Dan is a very friendly guy. When we first arrived at our site at the Blanding RV Park, he struck up a conversation with another camper who stays there for a month at a time and loves it. The guy told Dan about a place to visit in Blanding that wasn’t particularly well known.
It was just 3 miles or so to the Five Kiva Ruin according to his directions, although Google tried to take us on a different road to the west side of the ruin. If we had trusted Google we would have traveled many more miles and still wouldn’t have been able to easily see the ruin.
Five Kiva Ruin hasn’t been protected. There are no rangers present to control access at the ruin. There is a trail going down the cliff side and up the other side to enter the ruin. It has been vandalized over the years, but from our viewpoint on the east side of the canyon it looked wonderful.
The drive north to Moab was only 75 miles and we enjoyed the early morning time to visit the ruin before departing for our next camp. Dan hiked down the trail a bit but toward the bottom it got lost in rocks and brush so he decided against attempting to get closer to the ruin.
Along the road to the ruin is a view of a natural bridge on the opposite side of the small, narrow canyon. The bridge is parallel to the canyon and doesn’t cross it so it a bit difficult to see in the morning light. Look closely at the photo above in the upper right, the bridge is the lighter colored rock toward the top of the photo and the opening behind it was eroded by water to create the bridge.
Returning to our camp, we were packed up and on the road by 11. The highway is decent between Blanding and Moab, passing through the tiny town of Monticello. When traveling in Utah if one is interested in beer or wine it is important to know that neither of those items can be purchased in a grocery store, or on a Sunday anywhere. We stopped in Monticello at the state liquor store on the way back from the Needles on Saturday and found the wine and beer selection to be sadly limited. If you want good wine or dark craft beer, bring it with you to Utah.
Before long we passed the turn to the Needles and the beautiful La Sal mountains dominated the sky to the northeast. The highest peak in the La Sals is more than 12,000 feet high and is the highest point on the Colorado Plateau.
The salmon pink slickrock formed in Navajo and Entrada sandstone forms lovely domes and soft eroded shapes that dominate the landscape as the highway approaches Moab.

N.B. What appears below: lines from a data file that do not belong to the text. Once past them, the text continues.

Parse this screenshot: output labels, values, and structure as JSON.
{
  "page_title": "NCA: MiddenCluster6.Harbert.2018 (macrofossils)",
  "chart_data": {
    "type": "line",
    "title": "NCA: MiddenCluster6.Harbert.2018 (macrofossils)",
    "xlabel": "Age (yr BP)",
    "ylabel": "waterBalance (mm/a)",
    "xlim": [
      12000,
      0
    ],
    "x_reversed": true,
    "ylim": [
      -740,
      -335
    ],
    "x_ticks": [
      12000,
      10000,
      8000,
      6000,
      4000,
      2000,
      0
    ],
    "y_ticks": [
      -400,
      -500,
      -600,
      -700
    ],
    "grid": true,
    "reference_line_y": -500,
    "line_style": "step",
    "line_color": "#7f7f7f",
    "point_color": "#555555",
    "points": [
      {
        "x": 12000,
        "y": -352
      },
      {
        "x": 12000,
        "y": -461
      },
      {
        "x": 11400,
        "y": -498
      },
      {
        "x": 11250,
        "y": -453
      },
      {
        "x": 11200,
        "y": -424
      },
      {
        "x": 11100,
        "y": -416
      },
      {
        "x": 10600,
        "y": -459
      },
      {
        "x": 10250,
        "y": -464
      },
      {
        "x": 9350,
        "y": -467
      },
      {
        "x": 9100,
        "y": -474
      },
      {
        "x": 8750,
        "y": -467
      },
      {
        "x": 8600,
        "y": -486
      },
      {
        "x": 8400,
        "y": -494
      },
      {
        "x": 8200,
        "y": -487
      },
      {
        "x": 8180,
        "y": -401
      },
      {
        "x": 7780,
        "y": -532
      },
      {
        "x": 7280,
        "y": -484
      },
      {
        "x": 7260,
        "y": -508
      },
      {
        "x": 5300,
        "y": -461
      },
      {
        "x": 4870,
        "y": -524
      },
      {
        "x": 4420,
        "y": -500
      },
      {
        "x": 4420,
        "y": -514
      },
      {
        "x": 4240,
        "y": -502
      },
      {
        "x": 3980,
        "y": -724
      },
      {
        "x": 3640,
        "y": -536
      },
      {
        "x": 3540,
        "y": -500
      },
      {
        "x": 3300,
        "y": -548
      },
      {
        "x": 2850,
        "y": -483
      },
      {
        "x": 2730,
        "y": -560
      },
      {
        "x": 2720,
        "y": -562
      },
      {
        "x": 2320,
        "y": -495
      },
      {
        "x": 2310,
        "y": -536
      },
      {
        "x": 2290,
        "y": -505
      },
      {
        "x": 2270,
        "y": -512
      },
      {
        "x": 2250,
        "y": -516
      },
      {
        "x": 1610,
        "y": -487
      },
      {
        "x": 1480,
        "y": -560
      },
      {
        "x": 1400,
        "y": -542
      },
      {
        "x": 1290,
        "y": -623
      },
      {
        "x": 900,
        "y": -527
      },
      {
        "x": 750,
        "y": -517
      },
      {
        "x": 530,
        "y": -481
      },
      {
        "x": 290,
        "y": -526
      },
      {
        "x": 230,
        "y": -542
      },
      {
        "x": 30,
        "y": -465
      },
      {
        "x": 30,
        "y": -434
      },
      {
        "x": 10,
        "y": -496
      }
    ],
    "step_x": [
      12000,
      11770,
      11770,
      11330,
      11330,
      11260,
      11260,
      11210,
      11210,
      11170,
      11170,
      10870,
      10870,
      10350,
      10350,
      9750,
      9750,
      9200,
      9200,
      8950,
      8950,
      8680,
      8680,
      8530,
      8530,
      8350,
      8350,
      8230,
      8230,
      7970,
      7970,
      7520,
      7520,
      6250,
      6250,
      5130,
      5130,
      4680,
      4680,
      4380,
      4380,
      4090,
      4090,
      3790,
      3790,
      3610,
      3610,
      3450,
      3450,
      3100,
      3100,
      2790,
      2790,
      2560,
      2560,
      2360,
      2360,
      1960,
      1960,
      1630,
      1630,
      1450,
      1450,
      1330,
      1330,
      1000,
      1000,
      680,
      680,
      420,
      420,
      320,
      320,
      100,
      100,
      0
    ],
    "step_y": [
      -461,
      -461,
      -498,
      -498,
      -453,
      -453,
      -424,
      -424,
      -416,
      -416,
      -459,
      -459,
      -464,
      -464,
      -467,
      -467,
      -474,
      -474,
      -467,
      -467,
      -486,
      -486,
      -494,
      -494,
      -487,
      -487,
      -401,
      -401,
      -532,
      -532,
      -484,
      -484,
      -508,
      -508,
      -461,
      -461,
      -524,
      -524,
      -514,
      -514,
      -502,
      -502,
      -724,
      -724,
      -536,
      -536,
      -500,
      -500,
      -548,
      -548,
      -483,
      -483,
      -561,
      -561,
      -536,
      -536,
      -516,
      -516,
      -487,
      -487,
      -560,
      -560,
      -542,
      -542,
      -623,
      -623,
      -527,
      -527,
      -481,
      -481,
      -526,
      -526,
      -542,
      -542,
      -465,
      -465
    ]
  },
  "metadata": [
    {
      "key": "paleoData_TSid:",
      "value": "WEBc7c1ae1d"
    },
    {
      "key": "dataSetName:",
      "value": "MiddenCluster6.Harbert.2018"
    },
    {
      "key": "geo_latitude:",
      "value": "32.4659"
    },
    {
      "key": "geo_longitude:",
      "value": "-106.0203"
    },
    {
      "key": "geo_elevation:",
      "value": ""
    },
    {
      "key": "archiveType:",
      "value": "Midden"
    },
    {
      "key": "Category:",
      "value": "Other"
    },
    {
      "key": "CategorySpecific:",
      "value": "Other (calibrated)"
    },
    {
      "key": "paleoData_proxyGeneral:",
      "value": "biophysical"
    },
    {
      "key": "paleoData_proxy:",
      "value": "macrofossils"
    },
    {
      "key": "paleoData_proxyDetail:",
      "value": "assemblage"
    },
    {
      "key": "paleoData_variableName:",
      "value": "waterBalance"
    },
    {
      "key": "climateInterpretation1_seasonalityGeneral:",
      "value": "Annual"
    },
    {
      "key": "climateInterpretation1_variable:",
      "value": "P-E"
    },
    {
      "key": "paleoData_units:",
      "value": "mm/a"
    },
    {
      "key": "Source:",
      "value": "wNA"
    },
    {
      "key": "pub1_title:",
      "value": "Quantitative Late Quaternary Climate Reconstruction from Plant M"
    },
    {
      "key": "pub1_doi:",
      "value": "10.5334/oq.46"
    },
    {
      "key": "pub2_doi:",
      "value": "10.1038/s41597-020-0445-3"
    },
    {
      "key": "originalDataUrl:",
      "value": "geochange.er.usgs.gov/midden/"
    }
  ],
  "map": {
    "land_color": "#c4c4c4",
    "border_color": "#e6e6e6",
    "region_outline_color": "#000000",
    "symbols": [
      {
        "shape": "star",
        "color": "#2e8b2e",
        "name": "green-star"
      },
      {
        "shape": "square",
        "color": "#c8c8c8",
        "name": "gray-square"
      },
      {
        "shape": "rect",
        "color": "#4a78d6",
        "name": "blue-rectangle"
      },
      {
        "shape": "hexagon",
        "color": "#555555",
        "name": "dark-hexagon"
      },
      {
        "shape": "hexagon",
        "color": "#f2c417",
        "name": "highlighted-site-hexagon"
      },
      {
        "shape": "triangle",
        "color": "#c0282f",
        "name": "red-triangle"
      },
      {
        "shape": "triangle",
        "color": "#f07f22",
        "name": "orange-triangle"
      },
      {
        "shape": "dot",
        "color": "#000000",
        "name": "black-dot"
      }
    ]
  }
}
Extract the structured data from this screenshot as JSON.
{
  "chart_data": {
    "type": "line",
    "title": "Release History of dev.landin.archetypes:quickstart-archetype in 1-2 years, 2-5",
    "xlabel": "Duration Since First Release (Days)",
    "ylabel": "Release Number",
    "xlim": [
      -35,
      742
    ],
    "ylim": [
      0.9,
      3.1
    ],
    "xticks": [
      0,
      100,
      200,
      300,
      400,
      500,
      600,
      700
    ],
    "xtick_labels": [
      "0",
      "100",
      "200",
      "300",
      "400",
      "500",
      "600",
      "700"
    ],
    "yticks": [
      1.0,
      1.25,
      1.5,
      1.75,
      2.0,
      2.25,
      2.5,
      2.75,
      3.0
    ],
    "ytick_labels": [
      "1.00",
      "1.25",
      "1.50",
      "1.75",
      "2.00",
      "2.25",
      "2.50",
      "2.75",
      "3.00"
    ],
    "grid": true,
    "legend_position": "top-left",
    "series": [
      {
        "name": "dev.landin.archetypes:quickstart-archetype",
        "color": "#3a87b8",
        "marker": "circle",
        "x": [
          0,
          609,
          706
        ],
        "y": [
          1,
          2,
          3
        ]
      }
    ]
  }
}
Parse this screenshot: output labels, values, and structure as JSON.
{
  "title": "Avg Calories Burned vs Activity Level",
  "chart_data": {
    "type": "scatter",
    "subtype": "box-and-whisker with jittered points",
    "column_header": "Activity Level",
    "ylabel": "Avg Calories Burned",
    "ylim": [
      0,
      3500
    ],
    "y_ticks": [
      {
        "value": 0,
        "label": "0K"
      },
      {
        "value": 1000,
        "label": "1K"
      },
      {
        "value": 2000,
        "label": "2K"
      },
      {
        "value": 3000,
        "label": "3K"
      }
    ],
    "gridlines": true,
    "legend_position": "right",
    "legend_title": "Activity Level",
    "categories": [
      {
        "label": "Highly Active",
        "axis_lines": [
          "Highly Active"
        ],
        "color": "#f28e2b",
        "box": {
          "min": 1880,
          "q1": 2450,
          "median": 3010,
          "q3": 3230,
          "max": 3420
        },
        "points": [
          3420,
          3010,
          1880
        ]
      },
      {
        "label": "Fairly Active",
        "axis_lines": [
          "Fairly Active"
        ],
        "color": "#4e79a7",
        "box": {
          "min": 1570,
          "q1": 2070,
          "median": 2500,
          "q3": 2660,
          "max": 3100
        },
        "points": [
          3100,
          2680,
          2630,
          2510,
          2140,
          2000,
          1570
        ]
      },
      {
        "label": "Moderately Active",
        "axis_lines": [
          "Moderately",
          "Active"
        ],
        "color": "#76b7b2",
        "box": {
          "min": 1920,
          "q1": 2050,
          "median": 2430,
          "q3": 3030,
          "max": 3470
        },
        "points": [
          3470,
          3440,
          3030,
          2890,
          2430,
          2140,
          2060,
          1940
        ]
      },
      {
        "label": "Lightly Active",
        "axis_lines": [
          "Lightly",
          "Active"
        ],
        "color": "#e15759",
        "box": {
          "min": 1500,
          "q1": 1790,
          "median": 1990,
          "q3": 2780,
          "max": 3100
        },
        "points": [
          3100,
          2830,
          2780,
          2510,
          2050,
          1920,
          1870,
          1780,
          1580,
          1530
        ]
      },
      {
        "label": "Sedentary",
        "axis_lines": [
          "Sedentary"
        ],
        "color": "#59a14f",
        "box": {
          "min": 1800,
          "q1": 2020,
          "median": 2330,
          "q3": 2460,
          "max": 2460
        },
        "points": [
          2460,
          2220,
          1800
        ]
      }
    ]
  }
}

We saw a scenic turnout at Wilson Arch, a dramatic window right next to the highway. The parking area was filled, and there were quite a few people crawling up to the arch on the short trail. It was a pretty introduction to our next few days which would be dominated by many arches.
We arrived at the Moab KOA RV Park just after the official 1PM check in time. Our sites were in the upper newer section of the park, with some young trees, sites that were well spaced, and a random occurrence of cement patios. We happened to get a site with a cement patio. Because of this piece of luck, the four of us ate most of our meals at our patio.
Our experience at the park was quite pleasant, with the highway noise only slightly tiresome in the early evening. The people in the part of the park where we camped were considerate and quiet. Most had some form of ATV with them, or a high clearance vehicle of some kind. Others had both, in addition to their electric bikes. I never heard any noise or partying during the entire three nights we camped at the park.
A moment of serendipity happened while we were in Moab. I received a text message from an old friend from my life in Coeur d Alene almost 20 years ago. Joan and her husband, Gordon, had just arrived in Moab and knew from my blog that we were there. In addition, another friend had also arrived in Moab at the same time. Patty and Les and Joan and Gordon were camped in the same park and planned on spending a few days together in the area.
We set up a time to meet and I drove to their park for a short visit. It was great seeing them. None of this was planned, and it seemed amazing to me that all of us ended up in the same place at the same time. Small world for sure.